I think I had lemon and apple at one point, and someone I know did some kind of citrus more recently. I have no idea how many seeds were planted each time to get one or two plants, and I have no idea how long they took to sprout.

No sprouts after 7 days.
I have not specifically researched lemons, but I know that some kinds of seeds take MUCH longer than that to sprout.

A couple even got moldy.
Definitely time to throw those ones out.

Get an orange from the store.

I have no idea what was wrong with my oranges, but I got only 2 (.5?) seeds from one orange, and I found zero in the other one.
They call them "seedless" oranges for a reason ;)

I opened up at least 5 cucumbers, bit and small, from the garden and found no viable seeds. I tried cucumbers that were a little older, and still no luck. They are all not developed enough to be planted.

Anyone have luck with getting seeds from cucs?
They have to grow a lot more before you can get good seeds out of them.
By that point, no-one wants to eat them, so you do not see them in the grocery store.

The problem with seeds from hybrids is that they will not be what the hybrid is but will be something else.
Not the same variety, but it should always be the same species (so pepper seeds grow pepper plants, apple seeds grow apple trees, and so forth.)

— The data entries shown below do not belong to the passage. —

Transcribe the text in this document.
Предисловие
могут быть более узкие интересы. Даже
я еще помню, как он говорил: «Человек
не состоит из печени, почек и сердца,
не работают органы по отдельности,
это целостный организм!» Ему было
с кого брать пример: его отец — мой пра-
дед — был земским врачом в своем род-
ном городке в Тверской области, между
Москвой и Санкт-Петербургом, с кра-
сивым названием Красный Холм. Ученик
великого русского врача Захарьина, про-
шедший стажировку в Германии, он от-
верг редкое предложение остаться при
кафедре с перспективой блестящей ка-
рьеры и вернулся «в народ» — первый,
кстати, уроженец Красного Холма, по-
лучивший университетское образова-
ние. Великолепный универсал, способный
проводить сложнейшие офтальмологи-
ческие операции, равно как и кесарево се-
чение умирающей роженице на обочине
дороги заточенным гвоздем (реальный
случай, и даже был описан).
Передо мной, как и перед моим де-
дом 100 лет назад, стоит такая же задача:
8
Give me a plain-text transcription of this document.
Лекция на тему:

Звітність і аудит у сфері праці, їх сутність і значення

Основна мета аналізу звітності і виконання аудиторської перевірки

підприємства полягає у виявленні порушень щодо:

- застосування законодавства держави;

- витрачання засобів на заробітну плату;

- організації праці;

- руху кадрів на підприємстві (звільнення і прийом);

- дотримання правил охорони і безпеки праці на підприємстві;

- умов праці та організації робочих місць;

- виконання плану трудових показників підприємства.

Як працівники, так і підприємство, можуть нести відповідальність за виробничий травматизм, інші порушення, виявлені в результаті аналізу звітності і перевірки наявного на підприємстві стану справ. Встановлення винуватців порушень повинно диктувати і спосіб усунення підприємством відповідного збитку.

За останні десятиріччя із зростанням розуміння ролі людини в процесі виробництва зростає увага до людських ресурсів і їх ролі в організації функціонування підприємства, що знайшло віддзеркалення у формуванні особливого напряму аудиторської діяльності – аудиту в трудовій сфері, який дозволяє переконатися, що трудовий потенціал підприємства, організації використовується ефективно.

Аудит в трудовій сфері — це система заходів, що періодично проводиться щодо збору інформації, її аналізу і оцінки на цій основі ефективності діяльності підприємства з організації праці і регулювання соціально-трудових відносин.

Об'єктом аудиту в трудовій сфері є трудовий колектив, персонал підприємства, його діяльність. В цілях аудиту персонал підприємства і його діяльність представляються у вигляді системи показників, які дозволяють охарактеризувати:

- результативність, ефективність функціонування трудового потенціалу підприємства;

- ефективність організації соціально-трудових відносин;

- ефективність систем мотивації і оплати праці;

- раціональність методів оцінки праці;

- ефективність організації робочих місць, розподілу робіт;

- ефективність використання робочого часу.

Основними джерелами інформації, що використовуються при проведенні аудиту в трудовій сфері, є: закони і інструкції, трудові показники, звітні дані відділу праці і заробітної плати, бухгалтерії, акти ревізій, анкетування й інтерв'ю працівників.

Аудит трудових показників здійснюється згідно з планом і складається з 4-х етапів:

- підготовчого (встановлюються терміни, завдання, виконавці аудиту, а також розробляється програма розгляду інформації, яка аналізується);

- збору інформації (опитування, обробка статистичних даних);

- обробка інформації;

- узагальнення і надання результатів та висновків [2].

There is no danger of planting a pepper seed and getting an apple tree. But you might get a pepper (or apple) of a different size, shape, color, and flavor than the parent fruit.
 
Lemon

C39E4A0E-ED28-4792-BB8B-532454618367.jpeg

Get a lemon from the store.
Preferably a Meyer lemon.
20312212-62D0-49EB-A295-754873E1355F.jpeg

Extract as many seeds as you can. Be careful not to damage them. I extracted 10 seeds from this lemon.
C5E9C6FE-983E-4C98-B09A-23F0A42DE358.jpeg

Rinse seeds to get all the slimy fruit off.
35B6E3B8-8327-4950-92C3-EAE87B6075A5.jpeg

Soak in warm water for 1 hour.

Lay out a wet paper towel and spread out the seeds onto it.
Fold paper towel a couple times and place into a Ziploc bag and seal it closed.
957652B8-AC44-487E-99CC-33CD7F6DAE41.jpeg


Let it sit in a warm, dark area (sock drawer, cabinet above the oven, etc.) for 5-7 days.

Yet again, I failed. No sprouts after 7 days. A couple even got moldy. :th
My brother once successfully sprouted a lemon, it lived for 2 years before he forget to water it and only got about 6 inches high. Have you tried scraping off the outer layer of the seed to get only the black inside and then planting it?
 
Not the same variety, but it should always be the same species (so pepper seeds grow pepper plants, apple seeds grow apple trees, and so forth.)

There is no danger of planting a pepper seed and getting an apple tree. But you might get a pepper (or apple) of a different size, shape, color, and flavor than the parent fruit.
Of course if you plant a plumcot seed you are likely to get either a plum or an apricot instead of a plumcot.